S'il y a des animaux comme le cerf de Virginie qui sont si facilement infectés et qui transmettent si facilement le virus entre eux, c'est un signal d'alarme.
Cela signifie qu'une surveillance bien meilleure est nécessaire pour voir quels autres animaux pourraient être infectés par des humains ou par d'autres animaux, et quelle menace ils pourraient représenter pour d'autres animaux et pour les humains.
"Nous devons être prêts à toutes les variantes cela pourrait émerger », a-t-il déclaré.

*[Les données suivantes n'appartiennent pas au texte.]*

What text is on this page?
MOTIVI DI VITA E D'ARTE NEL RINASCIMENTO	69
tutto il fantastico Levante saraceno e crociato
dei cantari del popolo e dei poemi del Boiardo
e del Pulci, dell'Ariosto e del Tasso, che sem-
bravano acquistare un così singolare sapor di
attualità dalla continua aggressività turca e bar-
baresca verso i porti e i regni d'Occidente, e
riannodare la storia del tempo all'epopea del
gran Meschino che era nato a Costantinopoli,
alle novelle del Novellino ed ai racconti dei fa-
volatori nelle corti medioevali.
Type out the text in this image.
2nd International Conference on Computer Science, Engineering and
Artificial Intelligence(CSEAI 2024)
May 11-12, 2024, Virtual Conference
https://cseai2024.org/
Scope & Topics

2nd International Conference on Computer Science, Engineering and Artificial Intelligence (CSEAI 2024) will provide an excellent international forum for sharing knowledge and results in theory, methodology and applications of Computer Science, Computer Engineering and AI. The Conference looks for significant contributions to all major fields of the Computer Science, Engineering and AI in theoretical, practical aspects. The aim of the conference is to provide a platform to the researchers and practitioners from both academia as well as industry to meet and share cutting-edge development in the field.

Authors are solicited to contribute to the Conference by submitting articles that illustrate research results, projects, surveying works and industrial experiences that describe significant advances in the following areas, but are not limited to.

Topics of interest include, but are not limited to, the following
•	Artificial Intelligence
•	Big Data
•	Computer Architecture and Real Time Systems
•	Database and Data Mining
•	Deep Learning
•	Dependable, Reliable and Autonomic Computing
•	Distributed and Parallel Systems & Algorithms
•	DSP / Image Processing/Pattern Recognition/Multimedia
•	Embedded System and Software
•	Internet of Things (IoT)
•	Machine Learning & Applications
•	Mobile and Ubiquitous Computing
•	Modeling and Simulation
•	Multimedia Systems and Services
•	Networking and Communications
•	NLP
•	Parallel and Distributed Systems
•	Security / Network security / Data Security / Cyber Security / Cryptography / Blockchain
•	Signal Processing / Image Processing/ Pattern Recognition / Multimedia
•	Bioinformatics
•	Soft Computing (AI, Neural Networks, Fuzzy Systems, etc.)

De plus, a déclaré Ip, la surveillance est nécessaire pour savoir quels coronavirus vivent chez les animaux qui pourraient être la source de la prochaine pandémie – pas seulement parmi les chauves-souris dans des grottes isolées en Asie du Sud-Est, mais peut-être parmi les souris, les cerfs ou les ratons laveurs dans les arrière-cours de le Midwest américain.
Et les gens doivent se rappeler que les humains sont la principale source de propagation du virus. Même si le Covid-19 est originaire d'animaux, l'homme est l'espèce qui l'a amplifié et propagé.
Et il y a une réponse à cette propagation. "Les taux de vaccination ne sont pas uniformes dans le monde", a déclaré Kuchipudi. "Tant qu'il y aura des êtres humains sensibles, nous donnons des opportunités au virus de circuler et de changer. Il faut des efforts plus concertés pour vacciner autant de personnes que possible afin que nous puissions au moins minimiser la transmission entre les êtres humains."